With the mean outcomes for the treated and control groups, and the calculated Average Treatment Effect (ATE) of approximately 0.024, we can draw several insights into the impact of the treatment on the outcome variable:
1.	Small Treatment Effect: The ATE of 0.024 indicates a small positive effect of the treatment on the outcome variable. While this effect may be statistically significant, its practical significance depends on the context of the study and the scale of the outcome variable.
2.	Similar Mean Outcomes: The mean outcome for the treated group (74.819) is slightly higher than that of the control group (74.795), suggesting a positive treatment effect. However, the difference in means is relatively small, indicating a subtle impact of the treatment.
3.	Potential Practical Significance: While the treatment effect is small in magnitude, it may still have practical significance depending on the context. Further analysis and consideration of the context of the study are needed to determine the practical implications of this effect.

Additional analyses to explore could include:
•	Subgroup Analysis: Investigate whether the treatment effect varies across different subgroups of the population. This can help identify any differential effects of the treatment based on demographic or other characteristics.
•	Sensitivity Analysis: Perform sensitivity analysis to assess the robustness of the treatment effect estimate to different modeling assumptions or methodological choices. This can enhance the credibility of the findings and provide insights into the stability of the results.

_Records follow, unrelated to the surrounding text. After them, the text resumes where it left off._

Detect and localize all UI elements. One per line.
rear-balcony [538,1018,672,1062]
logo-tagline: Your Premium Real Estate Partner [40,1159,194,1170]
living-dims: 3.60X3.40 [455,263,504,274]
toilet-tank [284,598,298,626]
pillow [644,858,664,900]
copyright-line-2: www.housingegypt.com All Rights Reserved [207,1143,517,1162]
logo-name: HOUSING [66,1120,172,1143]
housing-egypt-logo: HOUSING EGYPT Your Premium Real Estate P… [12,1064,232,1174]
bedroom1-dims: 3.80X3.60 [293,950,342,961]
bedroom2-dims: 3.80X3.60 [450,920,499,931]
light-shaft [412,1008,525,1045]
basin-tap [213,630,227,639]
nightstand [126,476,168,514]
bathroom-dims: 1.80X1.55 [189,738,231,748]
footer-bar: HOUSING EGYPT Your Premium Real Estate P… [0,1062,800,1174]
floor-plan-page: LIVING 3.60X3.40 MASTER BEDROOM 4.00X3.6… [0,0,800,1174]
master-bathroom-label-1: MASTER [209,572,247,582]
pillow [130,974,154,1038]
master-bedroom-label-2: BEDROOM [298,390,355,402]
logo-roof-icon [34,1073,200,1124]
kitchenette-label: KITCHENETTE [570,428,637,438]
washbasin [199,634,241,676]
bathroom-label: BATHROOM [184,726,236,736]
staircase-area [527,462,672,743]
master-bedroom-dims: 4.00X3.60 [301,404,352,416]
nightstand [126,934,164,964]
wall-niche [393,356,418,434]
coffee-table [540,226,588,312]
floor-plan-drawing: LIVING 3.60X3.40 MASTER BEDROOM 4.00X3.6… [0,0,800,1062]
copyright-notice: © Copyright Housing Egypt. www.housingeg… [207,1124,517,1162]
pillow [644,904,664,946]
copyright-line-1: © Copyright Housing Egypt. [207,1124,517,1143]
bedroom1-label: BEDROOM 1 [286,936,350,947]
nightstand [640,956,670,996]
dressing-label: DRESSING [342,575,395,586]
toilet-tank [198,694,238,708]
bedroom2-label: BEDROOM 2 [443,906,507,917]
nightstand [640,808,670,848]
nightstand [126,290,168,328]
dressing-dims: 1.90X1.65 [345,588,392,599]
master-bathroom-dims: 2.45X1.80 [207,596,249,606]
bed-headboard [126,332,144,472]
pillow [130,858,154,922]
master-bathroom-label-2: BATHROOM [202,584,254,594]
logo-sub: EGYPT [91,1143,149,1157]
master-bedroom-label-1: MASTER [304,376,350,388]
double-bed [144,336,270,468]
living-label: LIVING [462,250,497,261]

•	Longitudinal Analysis: If the data is longitudinal, consider analyzing the trajectory of outcomes over time to understand the dynamics of the treatment effect and its persistence or attenuation over time.
•	Causal Mediation Analysis: Explore potential mechanisms through which the treatment affects the outcome by conducting causal mediation analysis. This can help uncover the underlying pathways through which the treatment operates to produce its effects.

These additional analyses can provide a deeper understanding of the treatment effect and its implications, helping to inform decision-making and further research efforts.